As I waited for him I quietly sang all the hymns I knew in reverse alphabetical order, just to keep myself busy. I did that a lot. When one lives alone one invents many insane ways to not die of boredom. Finally someone knocked on my door. I jumped to my feet and walked, ever so slowly, to the door. I could see the handle getting closer and closer. It was as if I could already feel it in my hand, as if I already heard the door creaking open. Finally, after what seemed like an age, I arrived at the door, and I pulled it open.
'Good morning, milady,' spoke the man.
I looked up at his smiling face. He looked quite radiant. His fair hair shone in the bright sun and his friendly blue eyes sparkled like sapphires. His skin was tanned and he had overall the complexion, the body of one who had travelled a lot. He was the most handsome man I'd ever seen.
'Good morning, dear sir,' I replied with a curtsey.
The gentleman laughed.
'Please, do call me by my name, Gwydion,' he said with a bow.
'Certainly, Sir Gwydion. Please, do come in, out of the cold,' I smiled at him.
Gwydion entered my house. In an instant it was as if the sun himself had decided to fall from the sky inside my home. Gwydion strode confidently to my table and sat down at it.
'Would you like a herbal drink, Sir Gwydion?' I asked, closing the door.
'Indeed I would. It is cold outside and I am tired, and I have yet to make the trip back to the city,' he said.

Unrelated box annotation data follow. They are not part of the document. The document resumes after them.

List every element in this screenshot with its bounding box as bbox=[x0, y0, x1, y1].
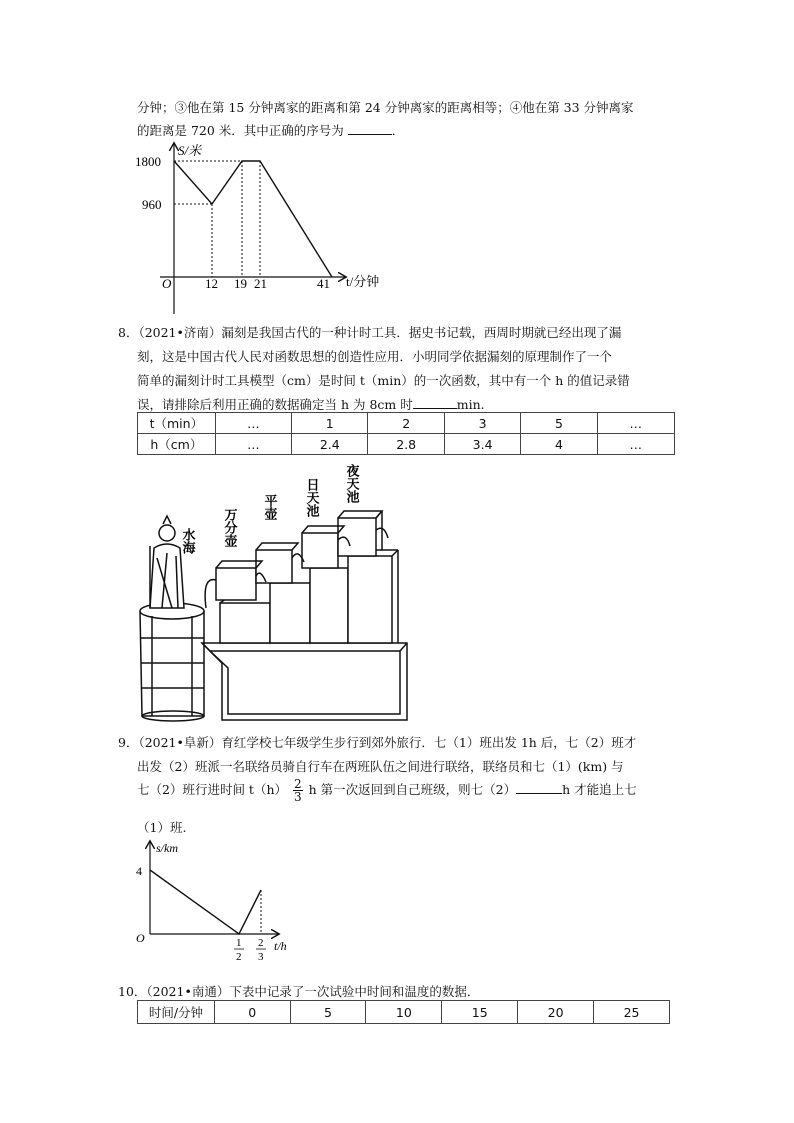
q8-water-clock-illustration bbox=[132, 458, 424, 724]
q8-text-line-1: 8．（2021•济南）漏刻是我国古代的一种计时工具．据史书记载，西周时期就已经出现了漏 bbox=[118, 325, 622, 340]
q8-cell: 2 bbox=[368, 413, 444, 434]
q8-cell: 2.4 bbox=[292, 434, 368, 455]
q7-answer-blank[interactable] bbox=[348, 122, 392, 135]
q9-origin-label: O bbox=[136, 931, 145, 945]
q7-ytick-1800: 1800 bbox=[135, 154, 161, 169]
q9-xtick-half-den: 2 bbox=[236, 951, 242, 963]
q8-data-table bbox=[137, 412, 675, 455]
q7-xtick-21: 21 bbox=[254, 276, 267, 291]
q7-origin-label: O bbox=[162, 276, 172, 291]
q8-text-line-4 bbox=[137, 395, 485, 413]
q8-cell: t（min） bbox=[138, 413, 216, 434]
q8-text-line-3: 简单的漏刻计时工具模型（cm）是时间 t（min）的一次函数，其中有一个 h 的值记录错 bbox=[137, 373, 630, 388]
q9-xtick-twothirds-den: 3 bbox=[258, 951, 264, 963]
q7-text-line-1: 分钟；③他在第 15 分钟离家的距离和第 24 分钟离家的距离相等；④他在第 33 分钟离家 bbox=[137, 100, 634, 115]
q9-text-line-1: 9．（2021•阜新）育红学校七年级学生步行到郊外旅行．七（1）班出发 1h 后，七（2）班才 bbox=[118, 735, 637, 750]
q10-cell: 时间/分钟 bbox=[138, 1001, 215, 1024]
q7-x-axis-label: t/分钟 bbox=[346, 274, 380, 289]
q8-label-yetianchi: 夜天池 bbox=[344, 464, 360, 503]
q10-cell: 15 bbox=[442, 1001, 518, 1024]
q8-answer-blank[interactable] bbox=[413, 396, 457, 409]
q8-label-wanfenhu: 万分壶 bbox=[222, 508, 238, 547]
q10-cell: 5 bbox=[290, 1001, 366, 1024]
q8-label-pingshui: 平壶 bbox=[262, 494, 278, 520]
q9-answer-blank[interactable] bbox=[516, 781, 562, 794]
q9-fraction-two-thirds: $\frac{2}{3}$ bbox=[294, 777, 302, 804]
q9-text-line-3b: h 第一次返回到自己班级，则七（2） bbox=[308, 782, 517, 797]
q8-cell: h（cm） bbox=[138, 434, 216, 455]
q9-xtick-twothirds-num: 2 bbox=[258, 937, 264, 949]
q9-text-line-3a: 七（2）班行进时间 t（h） bbox=[137, 782, 288, 797]
q8-label-ritianchi: 日天池 bbox=[304, 478, 320, 517]
q8-cell: … bbox=[597, 434, 674, 455]
table-row bbox=[138, 1001, 670, 1024]
q9-ytick-4: 4 bbox=[136, 864, 142, 878]
q8-cell: … bbox=[215, 413, 291, 434]
q9-y-axis-label: s/km bbox=[156, 841, 178, 855]
q10-cell: 0 bbox=[214, 1001, 290, 1024]
q8-cell: 2.8 bbox=[368, 434, 444, 455]
table-row bbox=[138, 434, 675, 455]
q7-distance-time-graph bbox=[130, 138, 400, 318]
q7-xtick-19: 19 bbox=[234, 276, 247, 291]
q7-xtick-41: 41 bbox=[317, 276, 330, 291]
q8-cell: 3.4 bbox=[444, 434, 520, 455]
q9-distance-time-graph bbox=[128, 838, 298, 970]
q8-cell: 1 bbox=[292, 413, 368, 434]
q9-x-axis-label: t/h bbox=[274, 939, 287, 953]
q8-cell: … bbox=[215, 434, 291, 455]
q7-distance-line bbox=[174, 161, 332, 277]
q8-cell: 4 bbox=[521, 434, 597, 455]
q9-text-line-3 bbox=[137, 778, 637, 803]
q9-text-line-3c: h 才能追上七 bbox=[562, 782, 637, 797]
q10-cell: 20 bbox=[518, 1001, 594, 1024]
q7-text-line-2 bbox=[137, 121, 404, 139]
q7-y-axis-label: S/米 bbox=[178, 143, 202, 158]
q10-cell: 25 bbox=[594, 1001, 670, 1024]
q10-data-table bbox=[137, 1000, 670, 1024]
q8-text-line-2: 刻，这是中国古代人民对函数思想的创造性应用．小明同学依据漏刻的原理制作了一个 bbox=[137, 349, 613, 364]
q10-cell: 10 bbox=[366, 1001, 442, 1024]
q8-text-line-4a: 误，请排除后利用正确的数据确定当 h 为 8cm 时 bbox=[137, 397, 413, 412]
table-row bbox=[138, 413, 675, 434]
q7-text-line-2b: ． bbox=[391, 123, 405, 138]
q8-text-line-4b: min. bbox=[456, 397, 485, 412]
q8-cell: … bbox=[597, 413, 674, 434]
q9-distance-line bbox=[150, 870, 261, 934]
q8-cell: 3 bbox=[444, 413, 520, 434]
q7-ytick-960: 960 bbox=[142, 197, 162, 212]
q9-text-line-2: 出发（2）班派一名联络员骑自行车在两班队伍之间进行联络，联络员和七（1）(km) 与 bbox=[137, 759, 624, 774]
q7-text-line-2a: 的距离是 720 米．其中正确的序号为 bbox=[137, 123, 344, 138]
q9-xtick-half-num: 1 bbox=[236, 937, 242, 949]
q8-cell: 5 bbox=[521, 413, 597, 434]
q7-xtick-12: 12 bbox=[205, 276, 218, 291]
q10-text-line-1: 10．（2021•南通）下表中记录了一次试验中时间和温度的数据． bbox=[118, 984, 480, 999]
q9-text-line-4: （1）班. bbox=[137, 820, 187, 835]
q8-label-shuihai: 水海 bbox=[180, 528, 196, 554]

As I put the water and herbs over the fire I said:
'I would offer you my donkey, if I had one...'
Gwydion laughed. I liked his laugh. It sounded a bit like a church bell ringing.
'I take it your business here is going well?' I asked.
The man took the basket he was carrying and put it on the table.
'It is. Well, as far as it can be going, I've only been here for a week, and only started the business yesterday,' he said as he started to lay out his grasses on the table and sort them into little bundles.
Yesterday! Could it really have been only yesterday that I saw him for the first time? It feels like I've known him forever.
I helped him sort his grasses and herbs and weeds and we had tea together. Then he left, saying:
'I suppose I might see you tomorrow, milady. Till then!'
As I cleaned up after him I still wondered.
Could it really have been only yesterday?